Department of Infectious Disease.
Libyan J Med. 2008 Jun 1;3(2):101-3. doi: 10.4176/080108.
Castleman's Disease (CD) is a rare lymphoproliferative disorder accompanied by marked systemic inflammatory response. Morphological diagnosis of CD requires biopsy of the whole of the involved lymph node tissue. Three histologic variants have already been described in CD morphology (hyaline vascular, plasma-cell, and mixed). In this study, we report a case of a multicentric Castleman's disease of the plasma cell variant type with negative Herpes Virus 8. The clinical presentation of this patient was of systemic amyloidosis as a result of both a delayed diagnosis and medical management. Previously described cases of CD with secondary amyloidosis have been of the localized type. Regardless, long-standing clinical remission of CD by cytotoxic drugs and anti-CD20 antibody therapy was achieved, but the nephrotic syndrome remained irreversible.
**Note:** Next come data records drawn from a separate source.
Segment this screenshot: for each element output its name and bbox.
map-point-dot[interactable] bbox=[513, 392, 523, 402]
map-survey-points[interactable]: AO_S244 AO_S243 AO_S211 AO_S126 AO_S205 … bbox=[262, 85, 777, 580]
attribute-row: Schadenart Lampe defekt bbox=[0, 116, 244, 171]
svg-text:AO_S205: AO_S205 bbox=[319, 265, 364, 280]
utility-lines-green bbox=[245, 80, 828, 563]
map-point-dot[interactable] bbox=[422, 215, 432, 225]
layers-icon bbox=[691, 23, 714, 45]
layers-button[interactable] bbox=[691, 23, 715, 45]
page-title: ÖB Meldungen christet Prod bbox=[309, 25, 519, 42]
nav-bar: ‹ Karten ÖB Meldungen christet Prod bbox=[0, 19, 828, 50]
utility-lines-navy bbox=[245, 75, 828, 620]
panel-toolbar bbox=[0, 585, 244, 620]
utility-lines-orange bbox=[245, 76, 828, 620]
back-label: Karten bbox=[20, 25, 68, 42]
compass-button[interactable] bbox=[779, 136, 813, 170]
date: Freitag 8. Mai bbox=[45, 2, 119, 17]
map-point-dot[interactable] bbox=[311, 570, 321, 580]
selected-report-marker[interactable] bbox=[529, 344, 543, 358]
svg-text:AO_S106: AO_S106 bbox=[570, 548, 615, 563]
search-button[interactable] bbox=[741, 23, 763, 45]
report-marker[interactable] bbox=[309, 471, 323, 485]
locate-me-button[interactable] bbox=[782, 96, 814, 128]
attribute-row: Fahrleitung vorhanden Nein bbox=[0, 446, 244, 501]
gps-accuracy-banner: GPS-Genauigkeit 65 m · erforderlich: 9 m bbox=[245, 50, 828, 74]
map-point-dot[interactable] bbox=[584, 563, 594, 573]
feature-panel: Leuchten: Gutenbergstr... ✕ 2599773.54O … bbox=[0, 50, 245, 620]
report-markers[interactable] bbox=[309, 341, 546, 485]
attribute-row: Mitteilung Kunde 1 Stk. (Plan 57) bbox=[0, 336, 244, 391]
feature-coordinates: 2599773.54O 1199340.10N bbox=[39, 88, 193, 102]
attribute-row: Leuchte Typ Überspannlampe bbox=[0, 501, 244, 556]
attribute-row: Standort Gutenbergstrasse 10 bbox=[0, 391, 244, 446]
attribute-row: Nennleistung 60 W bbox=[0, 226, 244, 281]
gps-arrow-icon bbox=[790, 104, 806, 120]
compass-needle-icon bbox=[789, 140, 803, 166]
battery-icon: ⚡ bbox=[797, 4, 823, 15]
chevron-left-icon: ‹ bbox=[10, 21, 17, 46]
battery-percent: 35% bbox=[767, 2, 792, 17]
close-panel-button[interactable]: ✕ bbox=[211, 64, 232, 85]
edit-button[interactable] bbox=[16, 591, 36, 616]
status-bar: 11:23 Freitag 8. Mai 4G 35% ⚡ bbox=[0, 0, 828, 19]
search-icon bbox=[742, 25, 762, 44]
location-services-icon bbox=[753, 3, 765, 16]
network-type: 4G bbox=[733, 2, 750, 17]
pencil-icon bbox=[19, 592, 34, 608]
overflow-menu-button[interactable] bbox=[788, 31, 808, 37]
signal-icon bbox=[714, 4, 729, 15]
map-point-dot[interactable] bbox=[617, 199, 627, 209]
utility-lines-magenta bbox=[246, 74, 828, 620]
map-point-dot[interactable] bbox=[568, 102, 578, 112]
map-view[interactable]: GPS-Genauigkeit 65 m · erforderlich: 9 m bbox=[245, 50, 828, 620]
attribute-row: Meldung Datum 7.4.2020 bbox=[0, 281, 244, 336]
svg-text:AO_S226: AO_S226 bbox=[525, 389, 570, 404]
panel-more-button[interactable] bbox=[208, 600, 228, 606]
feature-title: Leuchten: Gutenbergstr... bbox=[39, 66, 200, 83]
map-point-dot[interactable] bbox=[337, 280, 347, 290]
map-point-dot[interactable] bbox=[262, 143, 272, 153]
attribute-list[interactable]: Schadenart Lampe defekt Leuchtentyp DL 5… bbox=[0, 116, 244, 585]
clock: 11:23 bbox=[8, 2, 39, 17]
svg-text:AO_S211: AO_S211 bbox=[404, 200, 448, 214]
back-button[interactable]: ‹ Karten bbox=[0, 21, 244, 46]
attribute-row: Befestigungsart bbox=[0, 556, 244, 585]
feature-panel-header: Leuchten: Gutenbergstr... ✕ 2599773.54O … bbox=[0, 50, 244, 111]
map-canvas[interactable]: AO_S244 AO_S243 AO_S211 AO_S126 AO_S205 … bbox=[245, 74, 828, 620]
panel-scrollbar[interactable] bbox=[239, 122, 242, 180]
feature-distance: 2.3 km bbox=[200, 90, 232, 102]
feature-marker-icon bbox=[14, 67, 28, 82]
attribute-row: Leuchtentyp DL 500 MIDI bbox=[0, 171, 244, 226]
卡斯尔曼病(CD)是一种罕见的淋巴组织增生性疾病,伴有明显的全身炎症反应。CD 的形态学诊断需要对整个受累淋巴结组织进行活检。CD 的形态学已经描述了三种组织学变异(透明血管型、浆细胞型和混合型)。在本研究中,我们报告了一例浆细胞变异型多中心卡斯尔曼病,疱疹病毒 8 阴性。该患者的临床表现为系统性淀粉样变性,这是由于诊断和医疗管理的延误。以前描述的伴有继发性淀粉样变性的 CD 病例为局限性类型。然而,通过细胞毒性药物和抗 CD20 抗体治疗实现了 CD 的长期临床缓解,但肾病综合征仍然不可逆转。